19h35
Il était 19h35 à l’horloge des arènes. 19h35 à toutes les horloges et dans l’ombre du soir qui tombait.
Le dernier Carcigrande s’est engouffré dans la cape de Manzanares à genoux.
Trois fois à genoux (ça sentait la dévotion). Et trois véroniques aussitôt debout, trois véroniques comme des actions de grâce, longues et lentes. Comme un éloge à la langueur.
Le temps venait de rendre son sablier.
La musique a joué, les gradins se sont levés pour ce qui n’était que le début. Sans savoir s’il y aurait une fin.
Plus tard, il était toujours 19h35 : c’est un phénomène qui reste largement inexpliqué, comme si un rayon cosmique où la grâce divine s’était tout à coup abattu sur le vieil amphithéâtre, pour que treize mille regards n’en croient pas leurs yeux.
José-Mari était-il toujours de ce monde ? Dans quelle ouate céleste avait-il baigné ? Voyait-on vraiment ce qu’on regardait ?
Pas la moindre once de vulgarité chez lui, pas un geste de trop, l’épure. Qu’on est loin des tauromachies énervées…Sur le sable, Manzanares ne marche pas, il affleure ; sous la charge, il ne violente pas, il sensualise. Douceur ? Lenteur ?non, plutôt de l’ordre de l’onction. Extrême même.
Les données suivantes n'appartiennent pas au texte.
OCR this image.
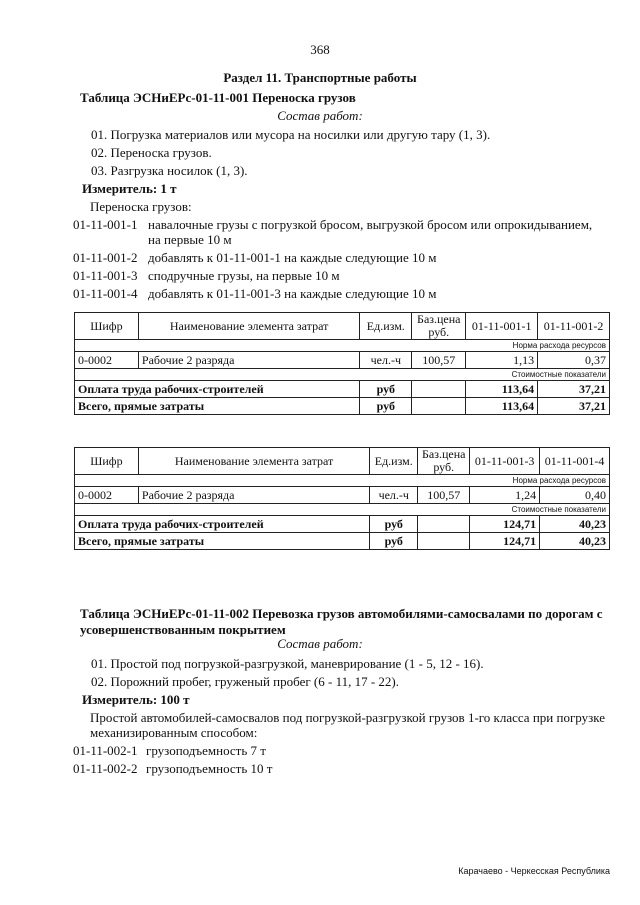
368
Раздел 11. Транспортные работы
Таблица ЭСНиЕРс-01-11-001 Переноска грузов
Состав работ:
01. Погрузка материалов или мусора на носилки или другую тару (1, 3).
02. Переноска грузов.
03. Разгрузка носилок (1, 3).
Измеритель: 1 т
Переноска грузов:
01-11-001-1 навалочные грузы с погрузкой бросом, выгрузкой бросом или опрокидыванием, на первые 10 м
01-11-001-2 добавлять к 01-11-001-1 на каждые следующие 10 м
01-11-001-3 сподручные грузы, на первые 10 м
01-11-001-4 добавлять к 01-11-001-3 на каждые следующие 10 м
Шифр	Наименование элемента затрат	Ед.изм.	Баз.цена руб.	01-11-001-1	01-11-001-2
Норма расхода ресурсов					
0-0002	Рабочие 2 разряда	чел.-ч	100,57	1,13	0,37
Стоимостные показатели					
Оплата труда рабочих-строителей		руб		113,64	37,21
Всего, прямые затраты		руб		113,64	37,21
Шифр	Наименование элемента затрат	Ед.изм.	Баз.цена руб.	01-11-001-3	01-11-001-4
Норма расхода ресурсов					
0-0002	Рабочие 2 разряда	чел.-ч	100,57	1,24	0,40
Стоимостные показатели					
Оплата труда рабочих-строителей		руб		124,71	40,23
Всего, прямые затраты		руб		124,71	40,23
Таблица ЭСНиЕРс-01-11-002 Перевозка грузов автомобилями-самосвалами по дорогам с усовершенствованным покрытием
Состав работ:
01. Простой под погрузкой-разгрузкой, маневрирование (1 - 5, 12 - 16).
02. Порожний пробег, груженый пробег (6 - 11, 17 - 22).
Измеритель: 100 т
Простой автомобилей-самосвалов под погрузкой-разгрузкой грузов 1-го класса при погрузке механизированным способом:
01-11-002-1 грузоподъемность 7 т
01-11-002-2 грузоподъемность 10 т
Карачаево - Черкесская Республика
Comme son engagement pour le récibir foudroyant qui a fait tomber tous les mouchoirs du sacre.
Il devait être autour de 19h35 à l’horloge des arènes, ou moins ou plus, qu’importe ! le temps de toute manière n’avait plus d’importance : il se disait le soir, parce qu’il a bien fallu qu’on réintègre nos enveloppes charnelles (grâce soit rendue à la manzanilla de la Movida) qu’il avait mis plus d’une heure pour rejoindre sa chambre, depuis le hall de l’Atria.